Vishal Shah - Deutsche Bank
Okay, but you’re not in a situation where your customers are maybe turning to some of your competitors because of the current projects, you know, booked or currently in the process of…
No, we haven’t seen that, and it’s not just an EPC issue. We’ve got fabrication and other businesses. Fabrication, you know, it doesn’t take a lot of capital, I think as Ron referred to, to expand capacity by quite a bit, by adding laydown yards, additional lines, and so forth, and increased efficiency. So we don’t see any capacity constraints in our fabrication shops for the work that we see.
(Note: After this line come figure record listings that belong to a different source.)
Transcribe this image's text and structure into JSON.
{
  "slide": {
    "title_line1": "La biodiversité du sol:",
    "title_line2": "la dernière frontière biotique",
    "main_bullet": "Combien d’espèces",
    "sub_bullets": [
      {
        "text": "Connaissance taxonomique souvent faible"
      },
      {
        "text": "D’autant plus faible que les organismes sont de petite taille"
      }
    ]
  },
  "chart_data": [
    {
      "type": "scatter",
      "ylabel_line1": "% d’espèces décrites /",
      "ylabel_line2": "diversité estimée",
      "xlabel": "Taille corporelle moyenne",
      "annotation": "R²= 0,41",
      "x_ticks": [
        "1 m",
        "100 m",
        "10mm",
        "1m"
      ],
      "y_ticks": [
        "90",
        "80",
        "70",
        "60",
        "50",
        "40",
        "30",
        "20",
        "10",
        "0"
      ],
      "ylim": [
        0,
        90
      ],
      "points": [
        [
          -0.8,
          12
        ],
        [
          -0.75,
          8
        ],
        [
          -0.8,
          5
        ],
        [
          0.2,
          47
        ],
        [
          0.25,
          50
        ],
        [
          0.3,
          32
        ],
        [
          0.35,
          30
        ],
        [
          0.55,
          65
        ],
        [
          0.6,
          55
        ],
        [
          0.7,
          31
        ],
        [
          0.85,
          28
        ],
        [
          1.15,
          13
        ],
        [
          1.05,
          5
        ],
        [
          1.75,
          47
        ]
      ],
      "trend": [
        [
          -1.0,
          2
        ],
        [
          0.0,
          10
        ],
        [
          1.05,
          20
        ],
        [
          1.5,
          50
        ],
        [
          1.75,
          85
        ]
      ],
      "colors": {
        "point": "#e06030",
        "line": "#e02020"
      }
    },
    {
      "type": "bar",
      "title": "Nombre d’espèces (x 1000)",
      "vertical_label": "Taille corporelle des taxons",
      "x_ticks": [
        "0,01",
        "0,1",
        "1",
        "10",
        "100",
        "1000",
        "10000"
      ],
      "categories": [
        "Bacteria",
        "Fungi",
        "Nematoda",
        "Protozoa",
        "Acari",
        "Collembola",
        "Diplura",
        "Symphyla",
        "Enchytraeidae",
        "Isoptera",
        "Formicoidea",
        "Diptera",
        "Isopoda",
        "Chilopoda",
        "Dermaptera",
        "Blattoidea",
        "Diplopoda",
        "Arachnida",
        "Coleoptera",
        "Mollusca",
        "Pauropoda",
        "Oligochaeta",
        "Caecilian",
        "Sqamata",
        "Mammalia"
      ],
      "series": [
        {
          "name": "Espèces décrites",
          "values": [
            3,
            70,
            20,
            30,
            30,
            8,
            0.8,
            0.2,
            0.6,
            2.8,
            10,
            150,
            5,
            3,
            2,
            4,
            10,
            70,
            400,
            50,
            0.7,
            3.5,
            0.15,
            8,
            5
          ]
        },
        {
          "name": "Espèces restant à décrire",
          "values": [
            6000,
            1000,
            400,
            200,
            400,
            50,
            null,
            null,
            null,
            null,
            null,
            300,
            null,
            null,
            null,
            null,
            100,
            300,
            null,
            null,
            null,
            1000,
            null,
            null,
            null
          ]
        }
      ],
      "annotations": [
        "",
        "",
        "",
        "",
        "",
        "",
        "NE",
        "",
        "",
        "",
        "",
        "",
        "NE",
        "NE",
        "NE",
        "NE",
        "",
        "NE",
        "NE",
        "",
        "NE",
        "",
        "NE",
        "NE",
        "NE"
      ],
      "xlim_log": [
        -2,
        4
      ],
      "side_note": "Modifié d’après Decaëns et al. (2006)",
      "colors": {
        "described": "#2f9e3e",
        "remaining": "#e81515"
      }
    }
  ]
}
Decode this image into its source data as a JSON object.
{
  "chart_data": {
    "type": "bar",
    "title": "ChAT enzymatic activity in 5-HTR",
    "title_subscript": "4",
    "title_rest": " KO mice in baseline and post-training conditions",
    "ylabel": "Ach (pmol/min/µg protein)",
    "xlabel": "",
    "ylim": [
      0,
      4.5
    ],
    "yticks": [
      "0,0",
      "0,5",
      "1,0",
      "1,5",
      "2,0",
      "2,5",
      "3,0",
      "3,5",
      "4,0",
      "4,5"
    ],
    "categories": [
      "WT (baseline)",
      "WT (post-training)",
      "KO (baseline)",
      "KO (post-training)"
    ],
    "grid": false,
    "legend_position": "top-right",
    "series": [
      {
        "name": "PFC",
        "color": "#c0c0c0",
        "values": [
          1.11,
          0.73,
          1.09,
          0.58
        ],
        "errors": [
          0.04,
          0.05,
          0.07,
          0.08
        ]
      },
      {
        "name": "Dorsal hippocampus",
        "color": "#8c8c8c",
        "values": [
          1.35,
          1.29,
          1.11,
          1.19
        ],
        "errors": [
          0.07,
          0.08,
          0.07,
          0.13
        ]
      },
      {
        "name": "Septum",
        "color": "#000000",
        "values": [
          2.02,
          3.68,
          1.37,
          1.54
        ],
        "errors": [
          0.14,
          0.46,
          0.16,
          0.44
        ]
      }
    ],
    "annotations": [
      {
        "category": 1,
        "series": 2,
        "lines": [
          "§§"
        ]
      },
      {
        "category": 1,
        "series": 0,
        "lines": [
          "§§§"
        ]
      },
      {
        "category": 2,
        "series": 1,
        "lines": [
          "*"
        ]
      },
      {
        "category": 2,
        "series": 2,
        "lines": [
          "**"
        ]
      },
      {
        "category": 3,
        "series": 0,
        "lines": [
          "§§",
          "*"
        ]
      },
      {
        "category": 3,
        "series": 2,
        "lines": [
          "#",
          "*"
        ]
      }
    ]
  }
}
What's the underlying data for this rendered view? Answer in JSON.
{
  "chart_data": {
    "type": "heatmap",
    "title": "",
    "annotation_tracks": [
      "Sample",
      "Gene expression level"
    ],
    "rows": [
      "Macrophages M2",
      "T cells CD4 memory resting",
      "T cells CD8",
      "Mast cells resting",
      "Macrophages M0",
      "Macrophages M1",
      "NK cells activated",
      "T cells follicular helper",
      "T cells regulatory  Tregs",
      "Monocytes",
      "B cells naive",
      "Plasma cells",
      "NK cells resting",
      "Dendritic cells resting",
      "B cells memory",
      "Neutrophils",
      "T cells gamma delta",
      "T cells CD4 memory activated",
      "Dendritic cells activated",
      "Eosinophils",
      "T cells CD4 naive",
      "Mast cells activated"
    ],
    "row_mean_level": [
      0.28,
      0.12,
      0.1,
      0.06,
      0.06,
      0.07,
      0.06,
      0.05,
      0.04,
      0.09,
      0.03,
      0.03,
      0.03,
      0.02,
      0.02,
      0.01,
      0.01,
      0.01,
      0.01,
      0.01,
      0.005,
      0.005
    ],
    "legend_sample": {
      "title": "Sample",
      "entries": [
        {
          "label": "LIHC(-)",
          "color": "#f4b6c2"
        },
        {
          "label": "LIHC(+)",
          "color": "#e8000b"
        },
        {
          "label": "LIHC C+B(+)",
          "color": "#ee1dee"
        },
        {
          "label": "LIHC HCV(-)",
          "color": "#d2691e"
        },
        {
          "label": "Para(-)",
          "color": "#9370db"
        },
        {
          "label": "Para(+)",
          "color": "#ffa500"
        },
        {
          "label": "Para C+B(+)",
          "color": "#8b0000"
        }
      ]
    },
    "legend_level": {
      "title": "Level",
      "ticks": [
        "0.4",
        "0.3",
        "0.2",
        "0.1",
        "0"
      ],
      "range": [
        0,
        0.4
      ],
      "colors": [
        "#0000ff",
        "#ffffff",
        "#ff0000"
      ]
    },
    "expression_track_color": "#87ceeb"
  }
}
And we’re projecting out 2017/2018 and beyond, so we think we have a pretty good visibility into what’s going to be spent in our addressable market, and we’re working that today as far as getting ready for that demand.
Vishal Shah - Deutsche Bank
And just one more question, I think you had mentioned previously that you were negotiating a third-party supply agreement for your piping storage tanks. I was wondering if you could provide an update on where you are, or what kind of opportunity that could represent?
Would you clarify that a little bit? I don’t remember saying that. [laughter]
Vishal Shah - Deutsche Bank
I think you had mentioned previously that you might have been in the process of maybe talking to a customer about supplying piping and storage tanks, but maybe that’s part of the work you’re expecting in the fabrication through the year?
Well, I apologize for the misunderstanding. No, we don’t have any agreement currently in place for what you described, and I know there are several customers who do approach that work, but we’re not necessarily pursuing something like that.
We’re probably on the opposite side. We have clients that would prefer to have [unintelligible] agreements, framework agreements, that we are obviously working on. But not suppliers, per se.
And that will conclude today’s question and answer portion of the conference call. I’ll turn the conference call back over to Philip Asherman for closing remarks.
Thank you, operator. First of all, let me thank you for participating in our call this afternoon. As I said earlier, we remain confident in our ability to deliver revenue and earnings growth consistent with our expectations for 2014 and convert these awards into long term shareholder growth. We continue to be very optimistic about our markets and prospects, and it’s shaping up to be another strong year. We appreciate your interest in CB&I, and your confidence in our company. This concludes our call. Thank you.